Russia: Kremlin designates Dozhd TV “foreign agent” in yet another attack on press freedom

Reacting to the news that Russia’s Ministry of Justice has branded Dozhd TV, one of the last remaining independent television channels in Russia, Vazhnye Istorii, an investigative online media organization, and seven journalists as “foreign agents,” Natalia Zviagina, Amnesty International’s Moscow Office Director, said:

“These latest designations further prove that the Kremlin is unleashing its repressive “foreign agents” law against independent media and decimating unbiased reporting and investigative journalism in the country. The Russian authorities’ blatant attempt to classify independent media as “foreign agents” must end.
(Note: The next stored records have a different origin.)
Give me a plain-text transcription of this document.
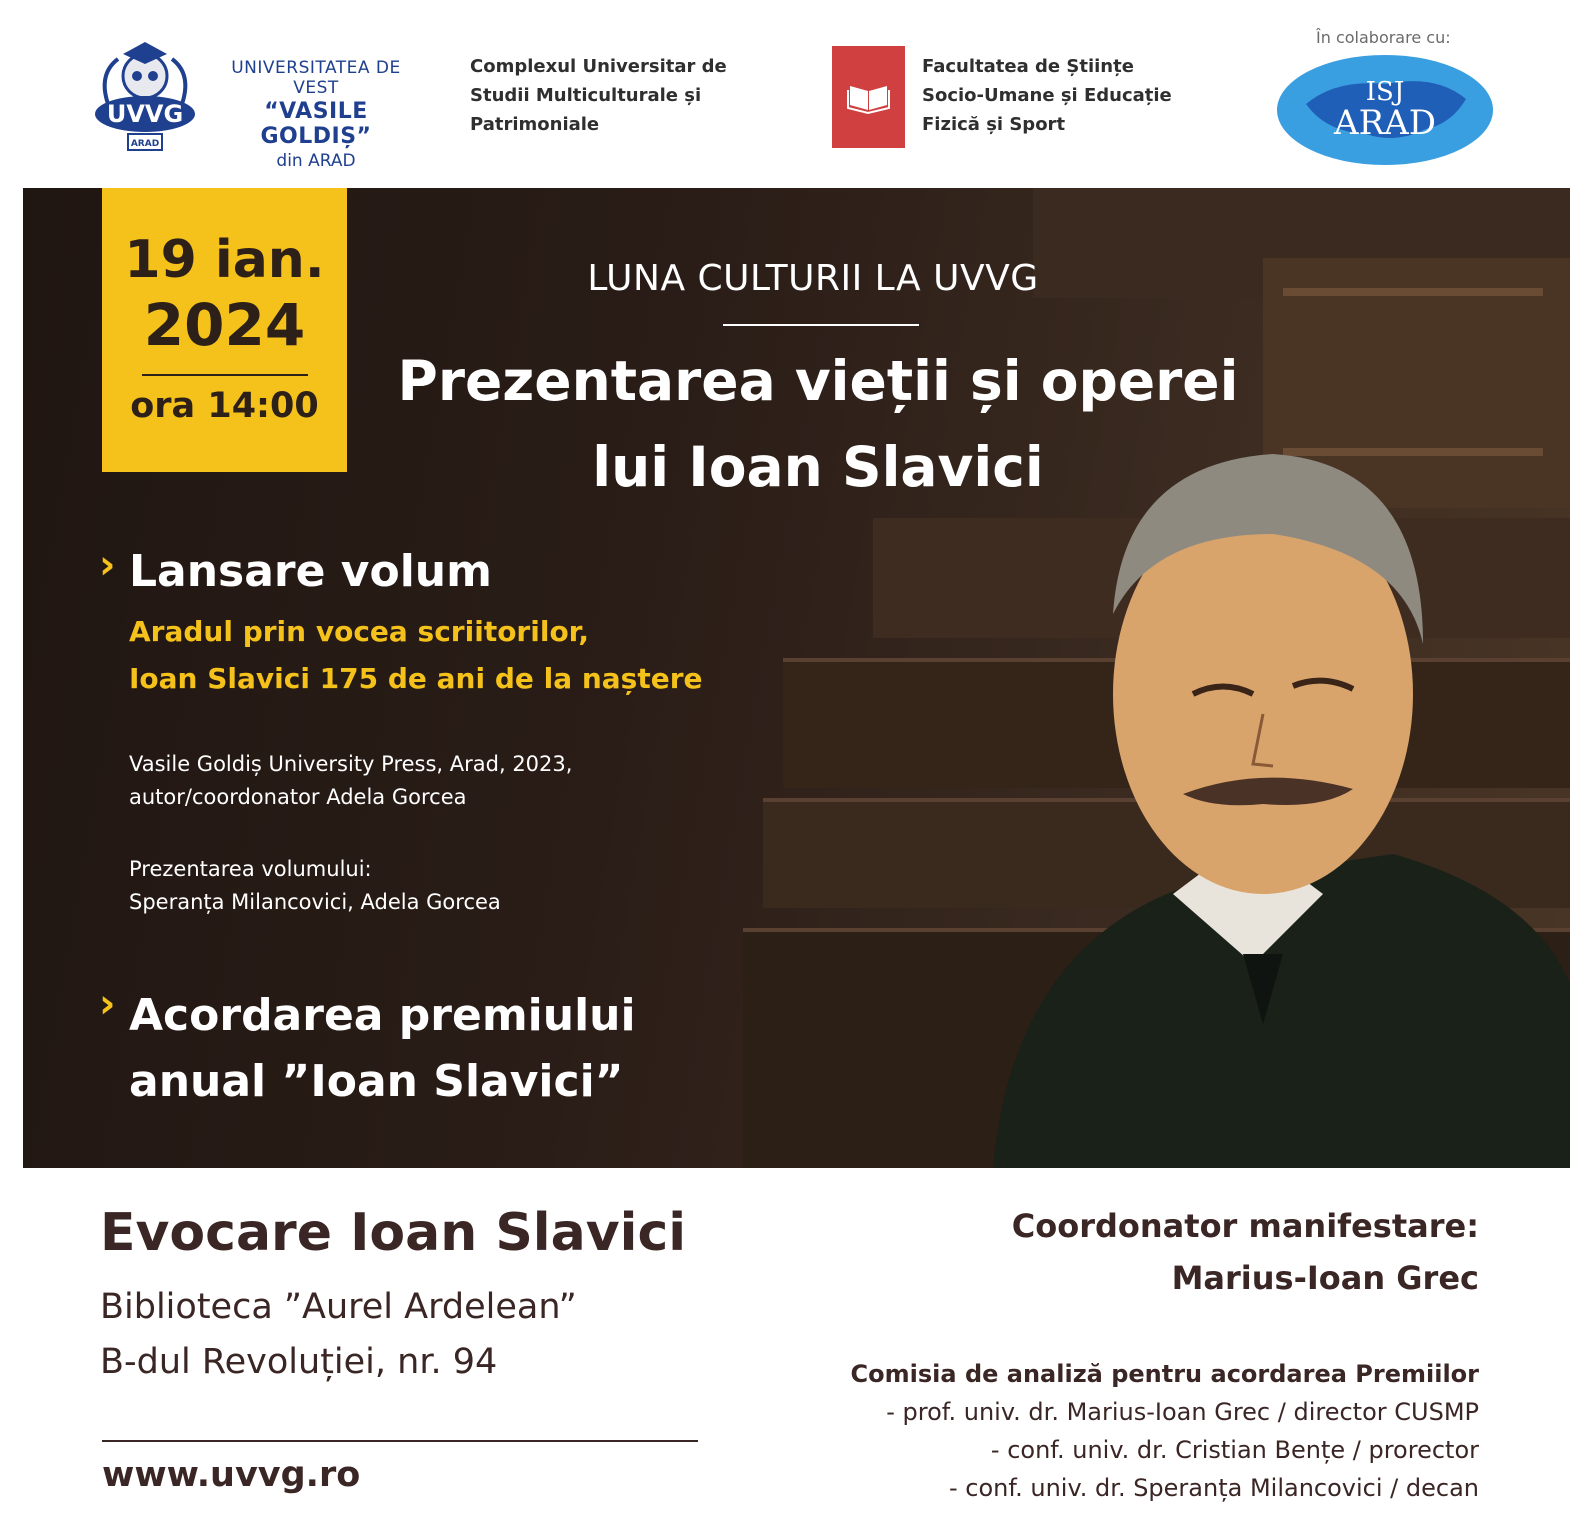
UVVG
ARAD
UNIVERSITATEA DE VEST
“VASILE GOLDIȘ”
din ARAD
Complexul Universitar de
Studii Multiculturale și
Patrimoniale
Facultatea de Științe
Socio-Umane și Educație
Fizică și Sport
În colaborare cu:
ISJ
ARAD
19 ian.
2024
ora 14:00
LUNA CULTURII LA UVVG
Prezentarea vieții și operei
lui Ioan Slavici
› Lansare volum
Aradul prin vocea scriitorilor,
Ioan Slavici 175 de ani de la naștere
Vasile Goldiș University Press, Arad, 2023,
autor/coordonator Adela Gorcea
Prezentarea volumului:
Speranța Milancovici, Adela Gorcea
› Acordarea premiului
anual ”Ioan Slavici”
Evocare Ioan Slavici
Biblioteca ”Aurel Ardelean”
B-dul Revoluției, nr. 94
www.uvvg.ro
Coordonator manifestare:
Marius-Ioan Grec
Comisia de analiză pentru acordarea Premiilor
- prof. univ. dr. Marius-Ioan Grec / director CUSMP
- conf. univ. dr. Cristian Bențe / prorector
- conf. univ. dr. Speranța Milancovici / decan
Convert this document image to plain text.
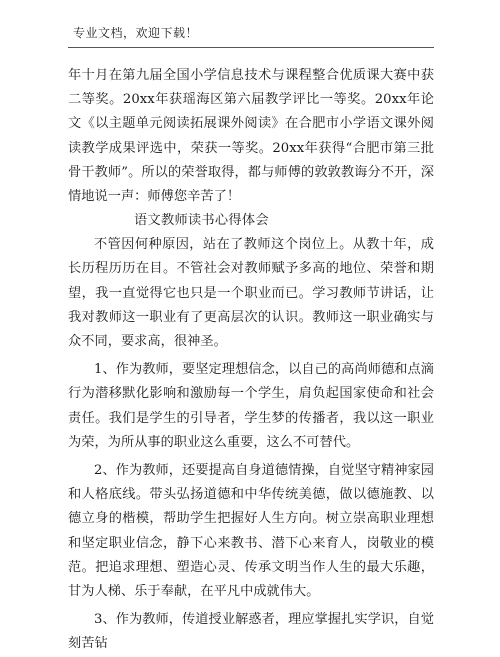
专业文档，欢迎下载！

年十月在第九届全国小学信息技术与课程整合优质课大赛中获二等奖。20xx年获瑶海区第六届教学评比一等奖。20xx年论文《以主题单元阅读拓展课外阅读》在合肥市小学语文课外阅读教学成果评选中，荣获一等奖。20xx年获得“合肥市第三批骨干教师”。所以的荣誉取得，都与师傅的敦敦教诲分不开，深情地说一声：师傅您辛苦了！

语文教师读书心得体会

不管因何种原因，站在了教师这个岗位上。从教十年，成长历程历历在目。不管社会对教师赋予多高的地位、荣誉和期望，我一直觉得它也只是一个职业而已。学习教师节讲话，让我对教师这一职业有了更高层次的认识。教师这一职业确实与众不同，要求高，很神圣。

1、作为教师，要坚定理想信念，以自己的高尚师德和点滴行为潜移默化影响和激励每一个学生，肩负起国家使命和社会责任。我们是学生的引导者，学生梦的传播者，我以这一职业为荣，为所从事的职业这么重要，这么不可替代。

2、作为教师，还要提高自身道德情操，自觉坚守精神家园和人格底线。带头弘扬道德和中华传统美德，做以德施教、以德立身的楷模，帮助学生把握好人生方向。树立崇高职业理想和坚定职业信念，静下心来教书、潜下心来育人，岗敬业的模范。把追求理想、塑造心灵、传承文明当作人生的最大乐趣，甘为人梯、乐于奉献，在平凡中成就伟大。

3、作为教师，传道授业解惑者，理应掌握扎实学识，自觉刻苦钻
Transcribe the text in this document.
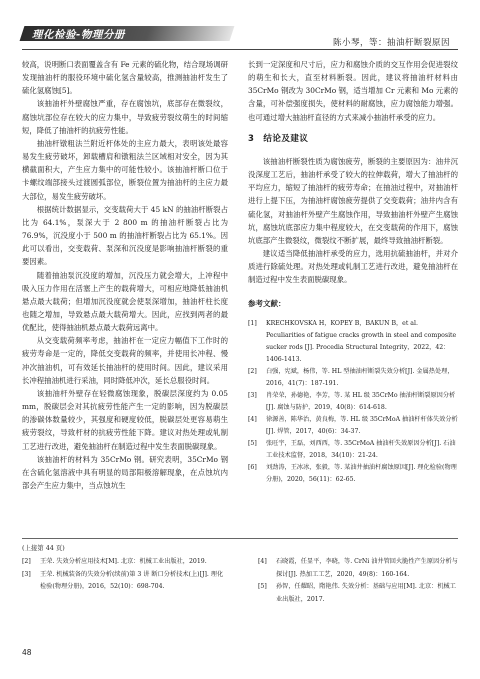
理化检验-物理分册
陈小琴，等：抽油杆断裂原因

较高，说明断口表面覆盖含有 Fe 元素的硫化物，结合现场调研发现抽油杆的服役环境中硫化氢含量较高，推测抽油杆发生了硫化氢腐蚀[5]。

该抽油杆外壁腐蚀严重，存在腐蚀坑，底部存在微裂纹，腐蚀坑部位存在较大的应力集中，导致疲劳裂纹萌生的时间缩短，降低了抽油杆的抗疲劳性能。

抽油杆镦粗法兰附近杆体处的主应力最大，表明该处最容易发生疲劳破坏，卸载槽肩和镦粗法兰区域相对安全，因为其横截面积大，产生应力集中的可能性较小。该抽油杆断口位于卡螺纹端部接头过渡圆弧部位，断裂位置为抽油杆的主应力最大部位，易发生疲劳破坏。

根据统计数据显示，交变载荷大于 45 kN 的抽油杆断裂占比为 64.1%，泵深大于 2 800 m 的抽油杆断裂占比为 76.9%，沉没度小于 500 m 的抽油杆断裂占比为 65.1%。因此可以看出，交变载荷、泵深和沉没度是影响抽油杆断裂的重要因素。

随着抽油泵沉没度的增加，沉没压力就会增大，上冲程中吸入压力作用在活塞上产生的载荷增大，可相应地降低抽油机悬点最大载荷；但增加沉没度就会使泵深增加，抽油杆柱长度也随之增加，导致悬点最大载荷增大。因此，应找到两者的最优配比，使得抽油机悬点最大载荷远离中。

从交变载荷频率考虑，抽油杆在一定应力幅值下工作时的疲劳寿命是一定的，降低交变载荷的频率，并使用长冲程、慢冲次抽油机，可有效延长抽油杆的使用时间。因此，建议采用长冲程抽油机进行采油，同时降低冲次，延长总服役时间。

该抽油杆外壁存在轻微腐蚀现象，脱碳层深度约为 0.05 mm，脱碳层会对其抗疲劳性能产生一定的影响，因为脱碳层的渗碳体数量较少，其强度和硬度较低，脱碳层处更容易萌生疲劳裂纹，导致杆材的抗疲劳性能下降。建议对热处理或轧制工艺进行改进，避免抽油杆在制造过程中发生表面脱碳现象。

该抽油杆的材料为 35CrMo 钢。研究表明，35CrMo 钢在含硫化氢溶液中具有明显的局部阳极溶解现象，在点蚀坑内部会产生应力集中，当点蚀坑生

长到一定深度和尺寸后，应力和腐蚀介质的交互作用会促进裂纹的萌生和长大，直至材料断裂。因此，建议将抽油杆材料由 35CrMo 钢改为 30CrMo 钢，适当增加 Cr 元素和 Mo 元素的含量，可补偿强度损失，使材料的耐腐蚀，应力腐蚀能力增强。也可通过增大抽油杆直径的方式来减小抽油杆承受的应力。

3　结论及建议

该抽油杆断裂性质为腐蚀疲劳，断裂的主要原因为：油井沉没深度工艺后，抽油杆承受了较大的拉伸载荷，增大了抽油杆的平均应力，缩短了抽油杆的疲劳寿命；在抽油过程中，对抽油杆进行上提下压，为抽油杆腐蚀疲劳提供了交变载荷；油井内含有硫化氢，对抽油杆外壁产生腐蚀作用，导致抽油杆外壁产生腐蚀坑，腐蚀坑底部应力集中程度较大，在交变载荷的作用下，腐蚀坑底部产生微裂纹，微裂纹不断扩展，最终导致抽油杆断裂。

建议适当降低抽油杆承受的应力，选用抗硫抽油杆，并对介质进行除硫处理。对热处理或轧制工艺进行改进，避免抽油杆在制造过程中发生表面脱碳现象。

参考文献：
[1]	KRECHKOVSKA H，KOPEY B，BAKUN B，et al. Peculiarities of fatigue cracks growth in steel and composite sucker rods [J]. Procedia Structural Integrity，2022，42：1406-1413.
[2]	白强，宪斌，杨伟，等. HL 型抽油杆断裂失效分析[J]. 金属热处理，2016，41(7)：187-191.
[3]	肖荣荣，孙德艳，李芳，等. 某 HL 级 35CrMo 抽油杆断裂原因分析[J]. 腐蚀与防护，2019，40(8)：614-618.
[4]	徐源善，陈华治，黄良梅，等. HL 级 35CrMoA 抽油杆杆体失效分析[J]. 焊管，2017，40(6)：34-37.
[5]	张旺宇，王磊，刘西西，等. 35CrMoA 抽油杆失效原因分析[J]. 石油工业技术监督，2018，34(10)：21-24.
[6]	刘劲涛，王冰冰，张毅，等. 某油井抽油杆腐蚀原因[J]. 理化检验(物理分册)，2020，56(11)：62-65.
(上接第 44 页)
[2]	王荣. 失效分析应用技术[M]. 北京：机械工业出版社，2019.
[3]	王荣. 机械装备的失效分析(续前)第 3 讲 断口分析技术(上)[J]. 理化检验(物理分册)，2016，52(10)：698-704.
[4]	石晓霞，任显平，李晓，等. CrNi 油井管回火脆性产生原因分析与探讨[J]. 热加工工艺，2020，49(8)：160-164.
[5]	孙智，任耀昭，隋艳伟. 失效分析：基础与应用[M]. 北京：机械工业出版社，2017.
48
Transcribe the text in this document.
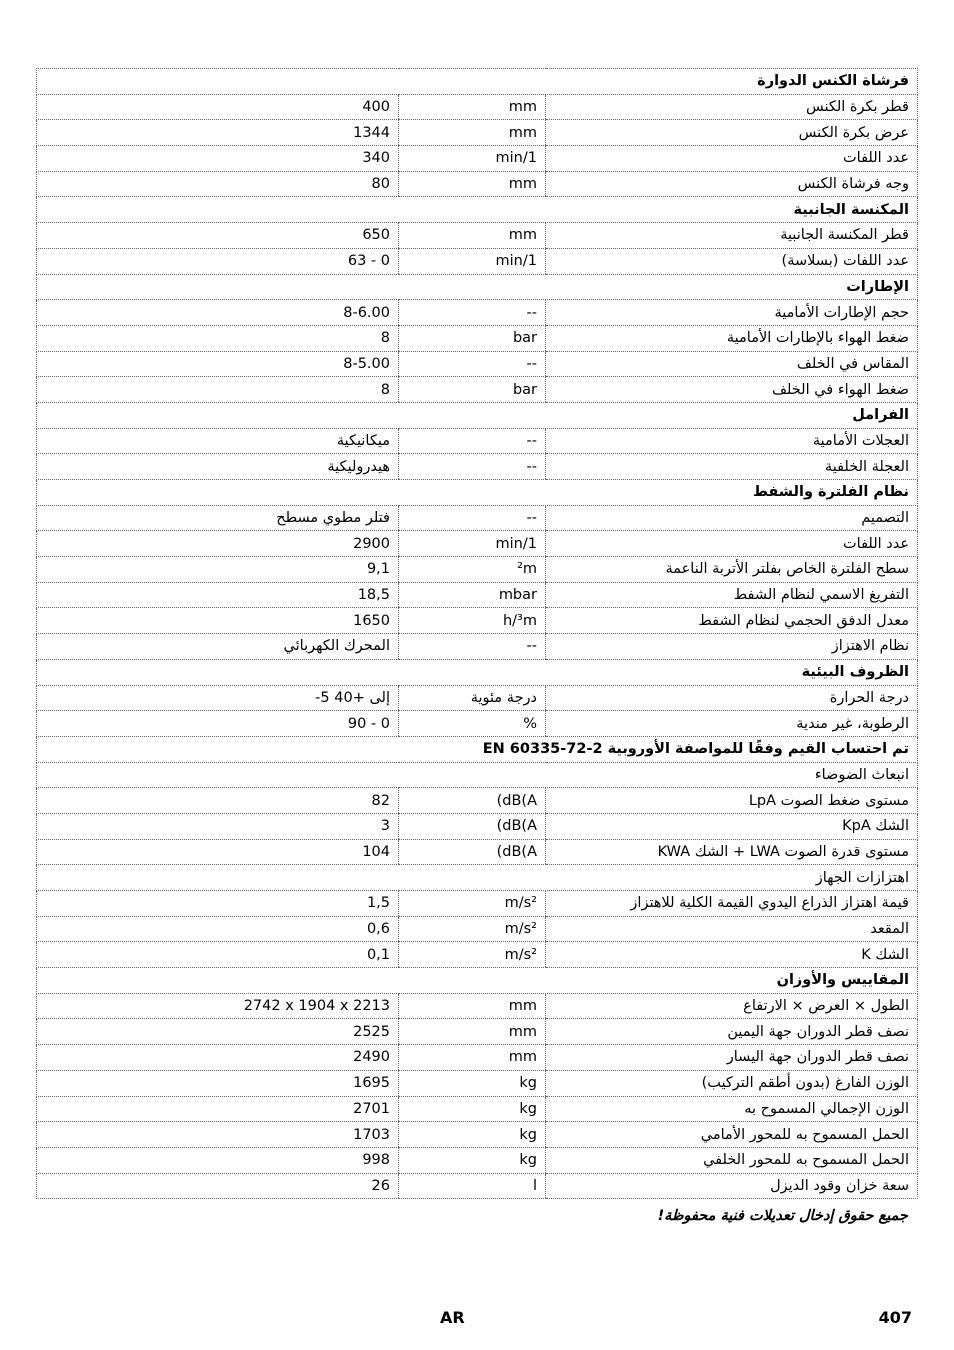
فرشاة الكنس الدوارة		
400	mm	قطر بكرة الكنس
1344	mm	عرض بكرة الكنس
340	min/1	عدد اللفات
80	mm	وجه فرشاة الكنس
المكنسة الجانبية		
650	mm	قطر المكنسة الجانبية
63 - 0	min/1	عدد اللفات (بسلاسة)
الإطارات		
8-6.00	--	حجم الإطارات الأمامية
8	bar	ضغط الهواء بالإطارات الأمامية
8-5.00	--	المقاس في الخلف
8	bar	ضغط الهواء في الخلف
الفرامل		
ميكانيكية	--	العجلات الأمامية
هيدروليكية	--	العجلة الخلفية
نظام الفلترة والشفط		
فتلر مطوي مسطح	--	التصميم
2900	min/1	عدد اللفات
9,1	²m	سطح الفلترة الخاص بفلتر الأتربة الناعمة
18,5	mbar	التفريغ الاسمي لنظام الشفط
1650	h/³m	معدل الدفق الحجمي لنظام الشفط
المحرك الكهربائي	--	نظام الاهتزاز
الظروف البيئية		
-5 إلى +40	درجة مئوية	درجة الحرارة
90 - 0	%	الرطوبة، غير مندية
تم احتساب القيم وفقًا للمواصفة الأوروبية EN 60335-72-2		
انبعاث الضوضاء		
82	(dB(A	مستوى ضغط الصوت LpA
3	(dB(A	الشك KpA
104	(dB(A	مستوى قدرة الصوت LWA + الشك KWA
اهتزازات الجهاز		
1,5	m/s²	قيمة اهتزاز الذراع اليدوي القيمة الكلية للاهتزاز
0,6	m/s²	المقعد
0,1	m/s²	الشك K
المقاييس والأوزان		
2742 x 1904 x 2213	mm	الطول × العرض × الارتفاع
2525	mm	نصف قطر الدوران جهة اليمين
2490	mm	نصف قطر الدوران جهة اليسار
1695	kg	الوزن الفارغ (بدون أطقم التركيب)
2701	kg	الوزن الإجمالي المسموح به
1703	kg	الحمل المسموح به للمحور الأمامي
998	kg	الحمل المسموح به للمحور الخلفي
26	l	سعة خزان وقود الديزل
جميع حقوق إدخال تعديلات فنية محفوظة!
AR	407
This stifling “foreign agents” legislation must be abolished immediately.”

Kremlin is unleashing its repressive “foreign agents” law against independent media and decimating unbiased reporting and investigative journalism in the country

Natalia Zviagina, Amnesty International’s Moscow Office Director

Background

The Russian Ministry of Justice added Dozhd (TV Rain) television, Vazhnye Istorii news website (based in Latvia), and seven journalists, including Vazhnye Istorii’s editor-in-chief Roman Anin, to the list of “foreign agents.” This move will obligate these media outlets and journalists to identify themselves as “foreign agents” in their publications, including on social media, and to submit to invasive audits.

In April, Roman Anin’s flat was searched and he was interrogated for seven hours overnight under Article 137(2) of the Criminal Code (“violation of privacy”). Repression against independent journalism has deepened with searches of Proekt.Media journalists’ homes, the subsequent banning of this investigative media outlet as an “undesirable organization,” and reprisals against The Insider and its editor-in-chief Roman Dobrokhotov. Currently the “foreign agents” list includes 18 media organizations and 25 people.